Noi ci siamo raccolti su di un gran campo di battaglia di quella guerra. Noi siamo venuti a destinare una parte di quel campo a luogo di ultimo riposo per coloro che qui diedero la vita, perché quella nazione potesse vivere. È del tutto giusto e appropriato che noi compiamo quest’atto. Ma, in un senso più vasto, noi non possiamo inaugurare, non possiamo consacrare, non possiamo santificare questo suolo.

I coraggiosi uomini, vivi e morti, che qui combatterono, lo hanno consacrato ben al di là del nostro piccolo potere di aggiungere o detrarre. Il mondo noterà appena, né a lungo ricorderà ciò che qui diciamo, ma mai potrà dimenticare ciò ch’essi qui fecero. Sta a noi viventi, piuttosto, il votarci qui al lavoro incompiuto, finora così nobilmente portato avanti da coloro che qui combatterono.

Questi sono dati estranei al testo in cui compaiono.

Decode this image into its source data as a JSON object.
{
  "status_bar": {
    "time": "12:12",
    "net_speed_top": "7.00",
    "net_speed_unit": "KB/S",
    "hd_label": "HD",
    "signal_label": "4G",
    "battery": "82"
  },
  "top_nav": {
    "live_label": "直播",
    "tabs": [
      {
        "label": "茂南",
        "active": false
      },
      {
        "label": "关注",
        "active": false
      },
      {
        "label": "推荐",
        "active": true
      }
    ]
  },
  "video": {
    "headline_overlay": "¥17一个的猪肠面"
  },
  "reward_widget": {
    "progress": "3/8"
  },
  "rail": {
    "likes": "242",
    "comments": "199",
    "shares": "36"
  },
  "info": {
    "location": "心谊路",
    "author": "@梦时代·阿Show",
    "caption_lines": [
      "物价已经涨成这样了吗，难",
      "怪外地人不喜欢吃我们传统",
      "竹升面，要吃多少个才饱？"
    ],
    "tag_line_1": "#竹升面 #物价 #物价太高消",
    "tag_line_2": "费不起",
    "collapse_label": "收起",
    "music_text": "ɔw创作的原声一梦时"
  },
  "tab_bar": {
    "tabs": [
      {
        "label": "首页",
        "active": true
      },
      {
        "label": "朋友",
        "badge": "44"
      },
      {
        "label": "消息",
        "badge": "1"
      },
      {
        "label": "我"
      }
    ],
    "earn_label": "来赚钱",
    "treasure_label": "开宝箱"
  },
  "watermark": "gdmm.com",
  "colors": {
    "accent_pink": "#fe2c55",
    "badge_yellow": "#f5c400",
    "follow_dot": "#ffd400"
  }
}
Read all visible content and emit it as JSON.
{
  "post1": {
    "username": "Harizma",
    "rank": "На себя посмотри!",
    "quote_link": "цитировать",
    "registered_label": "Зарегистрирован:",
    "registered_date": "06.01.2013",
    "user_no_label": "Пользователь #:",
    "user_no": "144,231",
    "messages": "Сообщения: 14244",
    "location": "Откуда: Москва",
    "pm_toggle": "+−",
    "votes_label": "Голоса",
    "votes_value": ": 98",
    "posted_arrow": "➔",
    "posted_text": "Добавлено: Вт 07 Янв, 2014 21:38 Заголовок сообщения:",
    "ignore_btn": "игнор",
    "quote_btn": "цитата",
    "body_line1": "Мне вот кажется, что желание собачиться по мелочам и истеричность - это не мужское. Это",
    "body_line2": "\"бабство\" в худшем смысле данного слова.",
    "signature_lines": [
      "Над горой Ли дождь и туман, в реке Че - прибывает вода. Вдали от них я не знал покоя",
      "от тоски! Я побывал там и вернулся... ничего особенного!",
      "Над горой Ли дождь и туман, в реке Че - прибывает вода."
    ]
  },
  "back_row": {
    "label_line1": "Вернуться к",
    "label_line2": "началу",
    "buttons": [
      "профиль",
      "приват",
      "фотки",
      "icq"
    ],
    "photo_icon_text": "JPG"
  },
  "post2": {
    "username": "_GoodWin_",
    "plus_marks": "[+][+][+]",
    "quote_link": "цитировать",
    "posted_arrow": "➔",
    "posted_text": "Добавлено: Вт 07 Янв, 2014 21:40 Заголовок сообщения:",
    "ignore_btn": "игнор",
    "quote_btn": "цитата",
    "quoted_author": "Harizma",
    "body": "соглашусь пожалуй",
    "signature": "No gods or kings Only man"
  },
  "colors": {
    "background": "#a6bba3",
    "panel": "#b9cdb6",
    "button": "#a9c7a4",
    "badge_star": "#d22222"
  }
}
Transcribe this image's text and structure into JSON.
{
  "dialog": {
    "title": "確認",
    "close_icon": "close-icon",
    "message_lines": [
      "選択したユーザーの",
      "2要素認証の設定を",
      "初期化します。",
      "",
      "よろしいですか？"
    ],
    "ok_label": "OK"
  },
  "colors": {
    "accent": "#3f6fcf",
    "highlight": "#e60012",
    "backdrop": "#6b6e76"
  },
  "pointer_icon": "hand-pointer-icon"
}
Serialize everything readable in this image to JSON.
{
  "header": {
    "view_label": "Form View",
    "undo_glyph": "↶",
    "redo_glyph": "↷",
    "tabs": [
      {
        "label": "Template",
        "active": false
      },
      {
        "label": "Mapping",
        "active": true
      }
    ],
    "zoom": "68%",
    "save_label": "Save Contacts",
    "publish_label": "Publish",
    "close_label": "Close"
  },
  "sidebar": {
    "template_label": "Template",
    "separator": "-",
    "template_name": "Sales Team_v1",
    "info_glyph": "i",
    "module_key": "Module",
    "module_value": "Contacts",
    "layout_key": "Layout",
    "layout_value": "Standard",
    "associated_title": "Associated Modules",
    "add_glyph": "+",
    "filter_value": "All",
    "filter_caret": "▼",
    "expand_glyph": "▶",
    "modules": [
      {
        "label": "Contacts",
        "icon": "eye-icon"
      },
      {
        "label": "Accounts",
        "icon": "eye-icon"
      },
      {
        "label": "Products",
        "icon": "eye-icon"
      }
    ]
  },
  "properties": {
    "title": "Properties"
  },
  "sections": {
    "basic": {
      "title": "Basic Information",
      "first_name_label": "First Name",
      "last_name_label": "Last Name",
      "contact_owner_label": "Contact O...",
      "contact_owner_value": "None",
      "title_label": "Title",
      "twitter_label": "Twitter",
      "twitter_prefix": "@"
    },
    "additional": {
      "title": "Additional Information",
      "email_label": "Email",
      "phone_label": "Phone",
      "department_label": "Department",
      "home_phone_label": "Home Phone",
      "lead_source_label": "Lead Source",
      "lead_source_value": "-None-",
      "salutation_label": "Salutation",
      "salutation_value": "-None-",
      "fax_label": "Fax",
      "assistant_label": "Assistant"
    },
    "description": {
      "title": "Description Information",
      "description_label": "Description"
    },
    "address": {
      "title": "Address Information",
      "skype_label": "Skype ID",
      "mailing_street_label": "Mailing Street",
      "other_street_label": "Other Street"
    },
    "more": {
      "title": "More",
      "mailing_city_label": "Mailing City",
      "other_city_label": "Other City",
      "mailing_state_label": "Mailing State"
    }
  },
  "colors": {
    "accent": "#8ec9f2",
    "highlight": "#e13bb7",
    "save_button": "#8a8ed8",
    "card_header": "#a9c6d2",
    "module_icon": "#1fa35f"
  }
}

Sta piuttosto a noi il votarci qui al gran compito che ci è di fronte: che da questi morti onorati ci venga un’accresciuta devozione a quella causa per la quale essi diedero, della devozione, l’ultima piena misura; che noi qui solennemente si prometta che questi morti non sono morti invano; che questa nazione, guidata da Dio, abbia una rinascita di libertà; e che l’idea di un governo di popolo, dal popolo, per il popolo, non abbia a perire dalla terra.